A simple infrastructure planning checklist

  • Identify which systems employees need to complete daily work.
  • Document how devices, applications, networks, and cloud tools connect.
  • Keep operating systems and business software updated.
  • Monitor important infrastructure for performance and security issues.
  • Create a plan for restoring systems and files after a disruption.
  • Assign clear responsibility for vendors, support requests, and technology decisions.
  • Review whether the current environment can support future growth.

How does proactive IT differ from reactive support?

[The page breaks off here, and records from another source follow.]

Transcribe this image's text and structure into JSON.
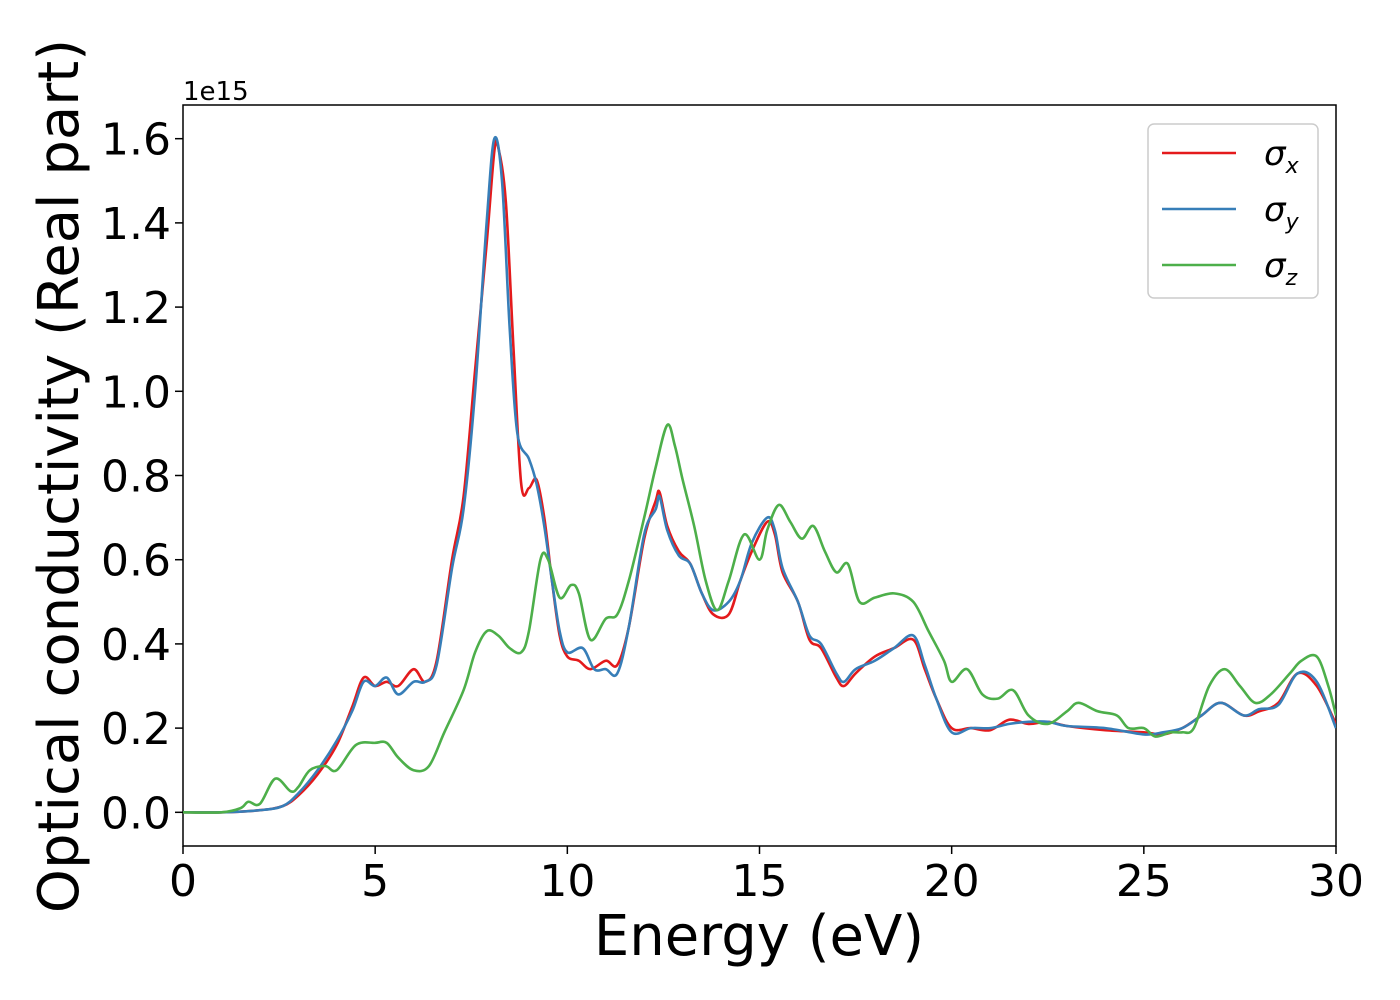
{
  "chart_data": {
    "type": "line",
    "xlabel": "Energy (eV)",
    "ylabel": "Optical conductivity (Real part)",
    "y_offset_label": "1e15",
    "xlim": [
      0,
      30
    ],
    "ylim": [
      -0.08,
      1.68
    ],
    "x_ticks": [
      0,
      5,
      10,
      15,
      20,
      25,
      30
    ],
    "x_tick_labels": [
      "0",
      "5",
      "10",
      "15",
      "20",
      "25",
      "30"
    ],
    "y_ticks": [
      0.0,
      0.2,
      0.4,
      0.6,
      0.8,
      1.0,
      1.2,
      1.4,
      1.6
    ],
    "y_tick_labels": [
      "0.0",
      "0.2",
      "0.4",
      "0.6",
      "0.8",
      "1.0",
      "1.2",
      "1.4",
      "1.6"
    ],
    "grid": false,
    "legend_position": "top-right",
    "series": [
      {
        "name": "σx",
        "symbol": "σ",
        "subscript": "x",
        "color": "#e41a1c",
        "points": [
          [
            0,
            0.0
          ],
          [
            1,
            0.0
          ],
          [
            2,
            0.005
          ],
          [
            2.6,
            0.015
          ],
          [
            3,
            0.04
          ],
          [
            3.5,
            0.09
          ],
          [
            4,
            0.16
          ],
          [
            4.4,
            0.25
          ],
          [
            4.7,
            0.32
          ],
          [
            5,
            0.3
          ],
          [
            5.3,
            0.31
          ],
          [
            5.6,
            0.3
          ],
          [
            6,
            0.34
          ],
          [
            6.3,
            0.31
          ],
          [
            6.6,
            0.36
          ],
          [
            7,
            0.6
          ],
          [
            7.3,
            0.75
          ],
          [
            7.6,
            1.05
          ],
          [
            7.9,
            1.35
          ],
          [
            8.1,
            1.57
          ],
          [
            8.2,
            1.58
          ],
          [
            8.4,
            1.45
          ],
          [
            8.6,
            1.1
          ],
          [
            8.8,
            0.78
          ],
          [
            9,
            0.77
          ],
          [
            9.2,
            0.79
          ],
          [
            9.4,
            0.7
          ],
          [
            9.6,
            0.55
          ],
          [
            9.8,
            0.42
          ],
          [
            10,
            0.37
          ],
          [
            10.3,
            0.36
          ],
          [
            10.6,
            0.34
          ],
          [
            11,
            0.36
          ],
          [
            11.3,
            0.35
          ],
          [
            11.6,
            0.44
          ],
          [
            12,
            0.65
          ],
          [
            12.3,
            0.74
          ],
          [
            12.4,
            0.76
          ],
          [
            12.6,
            0.68
          ],
          [
            12.9,
            0.62
          ],
          [
            13.2,
            0.59
          ],
          [
            13.5,
            0.52
          ],
          [
            13.8,
            0.47
          ],
          [
            14.2,
            0.47
          ],
          [
            14.5,
            0.55
          ],
          [
            14.8,
            0.62
          ],
          [
            15.2,
            0.69
          ],
          [
            15.4,
            0.66
          ],
          [
            15.6,
            0.57
          ],
          [
            16,
            0.5
          ],
          [
            16.3,
            0.41
          ],
          [
            16.6,
            0.39
          ],
          [
            17,
            0.32
          ],
          [
            17.2,
            0.3
          ],
          [
            17.5,
            0.33
          ],
          [
            18,
            0.37
          ],
          [
            18.5,
            0.39
          ],
          [
            19,
            0.41
          ],
          [
            19.3,
            0.34
          ],
          [
            19.6,
            0.27
          ],
          [
            20,
            0.2
          ],
          [
            20.5,
            0.2
          ],
          [
            21,
            0.195
          ],
          [
            21.5,
            0.22
          ],
          [
            22,
            0.21
          ],
          [
            22.5,
            0.215
          ],
          [
            23,
            0.205
          ],
          [
            24,
            0.195
          ],
          [
            25,
            0.19
          ],
          [
            25.5,
            0.185
          ],
          [
            26,
            0.2
          ],
          [
            26.5,
            0.23
          ],
          [
            27,
            0.26
          ],
          [
            27.6,
            0.23
          ],
          [
            28,
            0.24
          ],
          [
            28.5,
            0.26
          ],
          [
            29,
            0.33
          ],
          [
            29.5,
            0.3
          ],
          [
            30,
            0.21
          ]
        ]
      },
      {
        "name": "σy",
        "symbol": "σ",
        "subscript": "y",
        "color": "#377eb8",
        "points": [
          [
            0,
            0.0
          ],
          [
            1,
            0.0
          ],
          [
            2,
            0.005
          ],
          [
            2.6,
            0.015
          ],
          [
            3,
            0.045
          ],
          [
            3.5,
            0.1
          ],
          [
            4,
            0.17
          ],
          [
            4.4,
            0.24
          ],
          [
            4.7,
            0.31
          ],
          [
            5,
            0.3
          ],
          [
            5.3,
            0.32
          ],
          [
            5.6,
            0.28
          ],
          [
            6,
            0.31
          ],
          [
            6.3,
            0.31
          ],
          [
            6.6,
            0.35
          ],
          [
            7,
            0.58
          ],
          [
            7.3,
            0.72
          ],
          [
            7.6,
            1.0
          ],
          [
            7.9,
            1.4
          ],
          [
            8.1,
            1.6
          ],
          [
            8.3,
            1.5
          ],
          [
            8.5,
            1.15
          ],
          [
            8.7,
            0.9
          ],
          [
            9,
            0.84
          ],
          [
            9.2,
            0.78
          ],
          [
            9.4,
            0.68
          ],
          [
            9.6,
            0.55
          ],
          [
            9.8,
            0.43
          ],
          [
            10,
            0.38
          ],
          [
            10.4,
            0.39
          ],
          [
            10.7,
            0.34
          ],
          [
            11,
            0.34
          ],
          [
            11.3,
            0.33
          ],
          [
            11.6,
            0.44
          ],
          [
            12,
            0.66
          ],
          [
            12.3,
            0.72
          ],
          [
            12.4,
            0.75
          ],
          [
            12.6,
            0.67
          ],
          [
            12.9,
            0.61
          ],
          [
            13.2,
            0.59
          ],
          [
            13.5,
            0.52
          ],
          [
            13.8,
            0.48
          ],
          [
            14.2,
            0.5
          ],
          [
            14.5,
            0.55
          ],
          [
            14.8,
            0.64
          ],
          [
            15.2,
            0.7
          ],
          [
            15.4,
            0.67
          ],
          [
            15.6,
            0.58
          ],
          [
            16,
            0.5
          ],
          [
            16.3,
            0.42
          ],
          [
            16.6,
            0.4
          ],
          [
            17,
            0.33
          ],
          [
            17.2,
            0.31
          ],
          [
            17.5,
            0.34
          ],
          [
            18,
            0.36
          ],
          [
            18.5,
            0.39
          ],
          [
            19,
            0.42
          ],
          [
            19.3,
            0.35
          ],
          [
            19.6,
            0.27
          ],
          [
            20,
            0.19
          ],
          [
            20.5,
            0.2
          ],
          [
            21,
            0.2
          ],
          [
            21.5,
            0.21
          ],
          [
            22,
            0.215
          ],
          [
            22.5,
            0.215
          ],
          [
            23,
            0.205
          ],
          [
            24,
            0.2
          ],
          [
            25,
            0.185
          ],
          [
            25.5,
            0.19
          ],
          [
            26,
            0.2
          ],
          [
            26.5,
            0.23
          ],
          [
            27,
            0.26
          ],
          [
            27.6,
            0.23
          ],
          [
            28,
            0.245
          ],
          [
            28.5,
            0.255
          ],
          [
            29,
            0.33
          ],
          [
            29.5,
            0.31
          ],
          [
            30,
            0.2
          ]
        ]
      },
      {
        "name": "σz",
        "symbol": "σ",
        "subscript": "z",
        "color": "#4daf4a",
        "points": [
          [
            0,
            0.0
          ],
          [
            1,
            0.0
          ],
          [
            1.5,
            0.01
          ],
          [
            1.7,
            0.025
          ],
          [
            2,
            0.02
          ],
          [
            2.4,
            0.08
          ],
          [
            2.8,
            0.05
          ],
          [
            3,
            0.06
          ],
          [
            3.3,
            0.1
          ],
          [
            3.7,
            0.11
          ],
          [
            4,
            0.1
          ],
          [
            4.5,
            0.16
          ],
          [
            5,
            0.165
          ],
          [
            5.3,
            0.165
          ],
          [
            5.6,
            0.13
          ],
          [
            6,
            0.1
          ],
          [
            6.4,
            0.11
          ],
          [
            6.8,
            0.19
          ],
          [
            7.3,
            0.29
          ],
          [
            7.6,
            0.38
          ],
          [
            7.9,
            0.43
          ],
          [
            8.2,
            0.42
          ],
          [
            8.5,
            0.39
          ],
          [
            8.8,
            0.38
          ],
          [
            9,
            0.43
          ],
          [
            9.3,
            0.6
          ],
          [
            9.5,
            0.6
          ],
          [
            9.8,
            0.51
          ],
          [
            10.1,
            0.54
          ],
          [
            10.3,
            0.52
          ],
          [
            10.6,
            0.41
          ],
          [
            11,
            0.46
          ],
          [
            11.3,
            0.47
          ],
          [
            11.6,
            0.55
          ],
          [
            12,
            0.7
          ],
          [
            12.3,
            0.82
          ],
          [
            12.6,
            0.92
          ],
          [
            12.8,
            0.87
          ],
          [
            13,
            0.79
          ],
          [
            13.3,
            0.68
          ],
          [
            13.6,
            0.55
          ],
          [
            13.9,
            0.48
          ],
          [
            14.2,
            0.55
          ],
          [
            14.6,
            0.66
          ],
          [
            15,
            0.6
          ],
          [
            15.2,
            0.67
          ],
          [
            15.5,
            0.73
          ],
          [
            15.8,
            0.69
          ],
          [
            16.1,
            0.65
          ],
          [
            16.4,
            0.68
          ],
          [
            16.7,
            0.62
          ],
          [
            17,
            0.57
          ],
          [
            17.3,
            0.59
          ],
          [
            17.6,
            0.5
          ],
          [
            18,
            0.51
          ],
          [
            18.5,
            0.52
          ],
          [
            19,
            0.5
          ],
          [
            19.4,
            0.43
          ],
          [
            19.8,
            0.36
          ],
          [
            20,
            0.31
          ],
          [
            20.4,
            0.34
          ],
          [
            20.8,
            0.28
          ],
          [
            21.2,
            0.27
          ],
          [
            21.6,
            0.29
          ],
          [
            22,
            0.23
          ],
          [
            22.5,
            0.21
          ],
          [
            23,
            0.24
          ],
          [
            23.3,
            0.26
          ],
          [
            23.8,
            0.24
          ],
          [
            24.3,
            0.23
          ],
          [
            24.6,
            0.2
          ],
          [
            25,
            0.2
          ],
          [
            25.3,
            0.18
          ],
          [
            25.7,
            0.19
          ],
          [
            26,
            0.19
          ],
          [
            26.3,
            0.2
          ],
          [
            26.7,
            0.3
          ],
          [
            27.1,
            0.34
          ],
          [
            27.5,
            0.3
          ],
          [
            27.9,
            0.26
          ],
          [
            28.3,
            0.28
          ],
          [
            28.8,
            0.33
          ],
          [
            29.1,
            0.36
          ],
          [
            29.5,
            0.37
          ],
          [
            29.8,
            0.3
          ],
          [
            30,
            0.23
          ]
        ]
      }
    ]
  }
}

Reactive IT support focuses on fixing problems after employees are already affected. Proactive IT support also looks for ways to prevent avoidable problems and improve the technology environment over time.

Reactive ITProactive IT
Support begins after something stops working.Systems are monitored for warning signs and recurring issues.
Updates may be installed only when a problem appears.Updates and security patches follow a planned process.
Technology decisions are made during urgent situations.Technology decisions are based on business needs and future plans.
Documentation may be incomplete or outdated.Systems, vendors, devices, and procedures are documented.

For an Atlanta law firm, accounting office, construction company, nonprofit, or medical practice, this difference can affect employee productivity and client service. Staff should not have to wait for a major failure before recurring technology problems receive attention.

When should an Atlanta business review its IT setup?

A business should review its IT environment when recurring problems, unclear responsibilities, or outdated systems begin to affect daily work. The review should examine both current issues and future needs.

Common warning signs include:

  • Employees report the same computer, email, or network problems each week.
  • Software updates are delayed because no one owns the process.
  • The business does not have a clear list of devices, applications, and vendors.
  • Backup recovery has not been tested.
  • New employees wait too long for accounts, devices, or application access.
  • Different vendors blame each other when a system stops working.
  • Leadership does not have a technology plan for growth, relocation, or new services.

An experienced IT partner can help document the current environment, identify practical priorities, coordinate vendors, and build a plan that matches the company’s operations and risk profile.

Frequently Asked Questions

Why is the Mercedes-Benz Stadium video board called a halo?

The display is called a halo because it forms a large ring above the stadium seating bowl. Its 360-degree design allows fans throughout the venue to view content.

How big is the Mercedes-Benz Stadium halo board?

The display measures about 1,100 linear feet when laid flat and straight. It is approximately 58 feet tall and covers about 63,800 square feet.

Who built the Mercedes-Benz Stadium video board?

Daktronics, a company based in South Dakota, was selected to build the halo display and coordinate its technology with the stadium architecture.

What does stadium technology have to do with business IT?

Both depend on planning, connected systems, reliable infrastructure, monitoring, maintenance, and clear support responsibilities. The scale is different, but the need for coordination remains the same.

When should a small business contact an IT provider?

A business should consider outside IT support when recurring issues affect employees, systems are not being maintained, vendors are difficult to manage, or leadership needs a clearer technology plan.

Build a more reliable technology foundation

The Mercedes-Benz Stadium halo board shows what can happen when technology, architecture, planning, and support are treated as parts of one connected system. Atlanta businesses can use the same basic approach by documenting their environment, maintaining critical tools, monitoring infrastructure, and planning before urgent problems appear.